When you boil it right down, we provide and build a proprietary data platform that predicts and prevents injury in industrial workplaces. There are some critical principles we leverage to do so, which are extracted from software engineering and applicable across the many different technologies we use.
When it comes to data handling, it’s all in the architecture. Building a platform starts with a vision of what you want the platform to do: How many data points should it hold? How many people does it need to support? What are the limits that we need to consider when building it?
All of this thinking is best considered up front. Misunderstanding these broad strokes can be costly, or difficult to recover after the fact.
“If the system is built in a way that relies on data always being in a very closed, specific format, then what occurs when data in the pipeline changes?
Robert C. Martin has been at the forefront of helping engineers structure their work and designs. Using software design principles, like his lauded SOLID system, are useful for the engineer, designer, or builder to create architectures - think: blueprints - that are resilient to failures from inception of the system through its lifecycle.
SOLID is one of the myriad tools we use to create a stable, reliable platform for data handling. Here, I’ll share how these principles influence the structure of data systems in general, and StrongArm’s more specifically.
Single responsibility: an object within the system has a single responsibility - only one part of the specification affects the specification of the object.
In the single responsibility principle, a part of the system is well defined in what it can or cannot do. It has a single purpose: “get data,” “write data,” etc. As we manage information from sensors in the field, each piece of the system performs only one task on that piece of data. At the first stage of the pipeline we decompress the data as it arrives. This is done once, and only once, before data is operated upon.
Open–closed: “Software entities ... should be open for extension, but closed for modification.”
This principle defines the structure of the thing (object) we are deploying as part of the pipeline. The object (code, infrastructure, network, device) needs to be put into a consistent form for ease of maintainability. Organize objects consistently with the data they handle. Simplify the infrastructure to basic structure. If done properly, the working pipeline stays in service as new pieces are added to extend the functionality. If not followed, then the architecture doesn’t permit extensions to the service without breaking the flow of data across the pipeline. This issue impacts testing; if not followed, the pipeline becomes unwieldy and eventually untestable, ultimately requiring a rewrite.
Liskov substitution: Objects in a system should be replaceable with other instances without altering the system.
With a clear definition of the responsibilities of each stage, the data pipeline can and should be modularized. This means taking the problem we’re working on and breaking it into coherent, replaceable pieces. This helps avoid many different problems in the future, such as:
- “No one understands what that part of the pipeline does. People avoid changing anything there, forever stalling the business.”
- “This provider offering cloud services is now charging a LOT of money for a critical feature.” Thus, holding the company hostage with technology choices if the technology cannot be swapped.
- “Spaghetti code” - where the engineer has chosen to build everything into a very tightly coupled system with lots of different features. This object becomes impossible to monitor, manage, and operate for anyone except the original engineer. Undoing this in a production environment becomes a massive challenge since any change to the code introduces major fluctuations in the object’s delivery and requires extremely deep testing every time.
- Interface segregation: "Many client-specific interfaces are better than one general-purpose interface."
Since many different pieces of the system must handle and pass data, it’s best to send it along a pipeline that lends itself to flexibility. This helps keep the system from becoming monolithic - unmovable and unyielding in complexity.
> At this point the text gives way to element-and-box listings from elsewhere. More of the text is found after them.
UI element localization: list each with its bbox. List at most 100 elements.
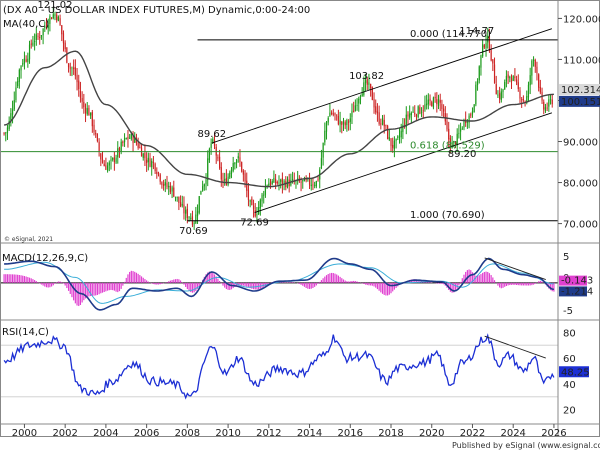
candle-body	[521, 99, 523, 101]
time-tick-label: 2000	[12, 428, 37, 439]
candle-body	[95, 132, 97, 135]
candle-body	[495, 84, 497, 95]
candle-body	[152, 162, 155, 163]
candle-body	[40, 35, 43, 37]
candle-body	[147, 157, 149, 163]
candle-body	[317, 179, 319, 181]
candle-body	[100, 153, 102, 160]
candle-body	[159, 174, 161, 182]
time-tick-label: 2018	[378, 428, 403, 439]
candle-body	[310, 184, 312, 187]
candle-body	[347, 121, 350, 123]
candle-body	[251, 198, 253, 205]
candle-body	[229, 172, 231, 178]
candle-body	[105, 165, 107, 170]
time-tick-label: 2014	[297, 428, 322, 439]
candle-body	[169, 185, 171, 193]
candle-body	[93, 124, 95, 132]
candle-body	[10, 113, 12, 123]
ma-label: MA(40,C)	[3, 19, 49, 30]
candle-body	[200, 190, 202, 195]
candle-body	[492, 59, 494, 64]
candle-body	[122, 141, 124, 143]
candle-body	[436, 99, 438, 105]
price-tick-label: 70.000	[563, 220, 598, 231]
candle-body	[524, 101, 526, 103]
candle-body	[164, 182, 166, 186]
price-tick-label: 110.000	[563, 55, 600, 66]
candle-body	[249, 200, 251, 202]
candle-body	[502, 89, 504, 93]
candle-body	[59, 18, 61, 25]
candle-body	[13, 100, 15, 110]
time-tick-label: 2004	[93, 428, 118, 439]
candle-body	[8, 120, 10, 129]
candle-body	[79, 90, 82, 98]
candle-body	[83, 101, 85, 108]
candle-body	[500, 91, 502, 100]
candle-body	[186, 208, 188, 219]
candle-body	[198, 196, 200, 213]
candle-body	[449, 138, 452, 148]
candle-body	[98, 141, 100, 152]
candle-body	[407, 114, 409, 117]
candle-body	[74, 67, 76, 76]
price-panel: 0.000 (114.770) 0.618 (87.529) 1.000 (70.6…	[0, 0, 558, 237]
candle-body	[485, 43, 487, 49]
rsi-title: RSI(14,C)	[2, 327, 49, 338]
candle-body	[146, 159, 148, 163]
last-price-label: 100.151	[561, 97, 600, 108]
candle-body	[115, 157, 117, 163]
candle-body	[470, 114, 472, 116]
candle-body	[47, 25, 49, 29]
price-annotation: 89.20	[448, 149, 477, 160]
candle-body	[358, 98, 360, 104]
candle-body	[522, 99, 524, 101]
candle-body	[18, 69, 20, 82]
candle-body	[475, 84, 477, 105]
candle-body	[142, 153, 144, 158]
macd-line	[4, 257, 555, 311]
candle-body	[383, 119, 385, 127]
macd-hist-value-box	[559, 275, 587, 286]
candle-body	[42, 28, 44, 36]
candle-body	[259, 199, 261, 209]
candle-body	[351, 110, 353, 118]
candle-body	[378, 112, 380, 124]
candle-body	[531, 60, 533, 76]
candle-body	[490, 50, 492, 61]
candle-body	[64, 42, 66, 50]
axes: 120.000110.000100.00090.00080.00070.0002…	[0, 0, 600, 439]
price-tick-label: 80.000	[563, 179, 598, 190]
time-tick-label: 2024	[500, 428, 525, 439]
candle-body	[69, 67, 71, 69]
candle-body	[127, 136, 129, 140]
candle-body	[434, 97, 436, 99]
candle-body	[101, 159, 104, 163]
candle-body	[320, 158, 323, 169]
rsi-value: 48.25	[561, 367, 590, 378]
rsi-panel: RSI(14,C)	[0, 327, 558, 400]
time-tick-label: 2008	[175, 428, 200, 439]
candle-body	[359, 95, 362, 100]
candle-body	[78, 80, 80, 90]
candle-body	[543, 101, 545, 110]
candle-body	[168, 185, 170, 188]
candle-body	[144, 152, 146, 159]
candle-body	[32, 42, 34, 46]
candle-body	[473, 104, 475, 113]
candle-body	[315, 180, 317, 187]
ma-value-box	[559, 83, 600, 95]
candle-body	[448, 128, 450, 140]
candle-body	[322, 142, 324, 158]
candle-body	[364, 80, 367, 83]
candle-body	[151, 160, 153, 168]
candle-body	[108, 162, 110, 166]
candle-body	[370, 83, 372, 89]
candle-body	[234, 162, 236, 165]
candle-body	[123, 137, 126, 143]
time-tick-label: 2016	[338, 428, 363, 439]
macd-title: MACD(12,26,9,C)	[2, 253, 88, 264]
candle-body	[134, 137, 136, 143]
The monolith approach is unscalable and more likely to fail under scaling concerns as more data needs to be processed and parallelized to keep up with data flow. In a rush to put features out the door, this becomes an all-too-familiar trap: “We’ll just add a new feature instead of correcting it.”
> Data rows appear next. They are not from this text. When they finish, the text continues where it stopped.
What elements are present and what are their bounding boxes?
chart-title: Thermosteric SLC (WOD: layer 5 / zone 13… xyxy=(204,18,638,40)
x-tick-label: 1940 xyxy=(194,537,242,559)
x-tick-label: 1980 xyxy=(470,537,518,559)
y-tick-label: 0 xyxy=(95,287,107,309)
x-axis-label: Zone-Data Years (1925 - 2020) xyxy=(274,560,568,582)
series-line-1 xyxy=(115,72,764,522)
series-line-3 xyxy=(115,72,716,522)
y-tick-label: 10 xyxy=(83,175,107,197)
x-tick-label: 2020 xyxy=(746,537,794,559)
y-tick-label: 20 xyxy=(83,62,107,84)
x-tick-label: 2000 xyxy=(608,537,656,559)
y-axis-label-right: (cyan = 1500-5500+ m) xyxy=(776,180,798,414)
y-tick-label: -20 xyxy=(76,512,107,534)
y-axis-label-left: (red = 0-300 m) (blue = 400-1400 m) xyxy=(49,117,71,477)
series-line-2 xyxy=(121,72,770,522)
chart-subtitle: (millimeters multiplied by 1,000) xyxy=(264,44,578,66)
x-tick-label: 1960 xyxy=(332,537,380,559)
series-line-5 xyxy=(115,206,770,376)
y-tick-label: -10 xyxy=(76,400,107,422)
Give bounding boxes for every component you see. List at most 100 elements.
Dependency inversion: “Depend upon abstractions, [not] concretions.”
With data comes challenges of how the data is formatted, how it’s addressed in a data pipeline, where it’s sourced, and of course, how it’s been timestamped. If the system is built in a way that relies on data always being in a very closed, specific format, then what occurs when data in the pipeline changes?
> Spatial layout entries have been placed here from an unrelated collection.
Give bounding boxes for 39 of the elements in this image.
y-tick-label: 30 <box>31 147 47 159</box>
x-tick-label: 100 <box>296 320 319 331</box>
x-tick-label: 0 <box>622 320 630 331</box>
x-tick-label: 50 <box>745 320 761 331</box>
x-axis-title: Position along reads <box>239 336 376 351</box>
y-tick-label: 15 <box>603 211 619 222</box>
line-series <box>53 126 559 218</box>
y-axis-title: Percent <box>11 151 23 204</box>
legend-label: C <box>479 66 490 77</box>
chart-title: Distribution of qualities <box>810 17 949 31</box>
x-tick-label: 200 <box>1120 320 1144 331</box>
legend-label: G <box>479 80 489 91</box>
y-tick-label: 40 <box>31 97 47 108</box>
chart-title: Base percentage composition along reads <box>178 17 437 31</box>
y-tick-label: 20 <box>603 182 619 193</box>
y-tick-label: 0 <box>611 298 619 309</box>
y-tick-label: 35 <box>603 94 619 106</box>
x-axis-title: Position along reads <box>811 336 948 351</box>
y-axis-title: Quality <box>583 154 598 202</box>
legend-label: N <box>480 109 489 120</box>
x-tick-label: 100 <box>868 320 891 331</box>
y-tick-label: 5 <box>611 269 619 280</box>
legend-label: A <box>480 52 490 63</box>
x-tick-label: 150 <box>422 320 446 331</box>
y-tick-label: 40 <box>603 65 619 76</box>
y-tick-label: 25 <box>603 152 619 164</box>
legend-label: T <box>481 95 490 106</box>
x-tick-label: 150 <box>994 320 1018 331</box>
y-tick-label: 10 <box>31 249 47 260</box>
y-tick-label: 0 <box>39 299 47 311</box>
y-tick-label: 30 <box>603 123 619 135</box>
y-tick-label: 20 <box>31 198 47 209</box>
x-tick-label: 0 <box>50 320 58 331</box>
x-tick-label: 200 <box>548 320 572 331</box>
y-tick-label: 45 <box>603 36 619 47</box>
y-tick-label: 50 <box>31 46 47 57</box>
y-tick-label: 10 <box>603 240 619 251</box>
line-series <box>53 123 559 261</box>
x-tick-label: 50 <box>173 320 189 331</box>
The pipeline must be nearly re-written to accommodate new information. This usually causes cost overruns - everything is duplicated for a pipeline to run in parallel. It can also cause extensive testing time, where every stage of the pipeline has to be tested on every release of new data and this is duplicated for each pipeline deployed. Using abstractions to manage data points makes the system more flexible to change. Be kind to your future self and abstract data into the right data structures and naming conventions.
Deploying the principles of SOLID, StrongArm has architected the low risk, speedy, maintainable platform that powers industrial workplaces with data-derived, predictive analytics to protect Industrial Athletes™ as they move.
But, a SOLID foundation is just the first step.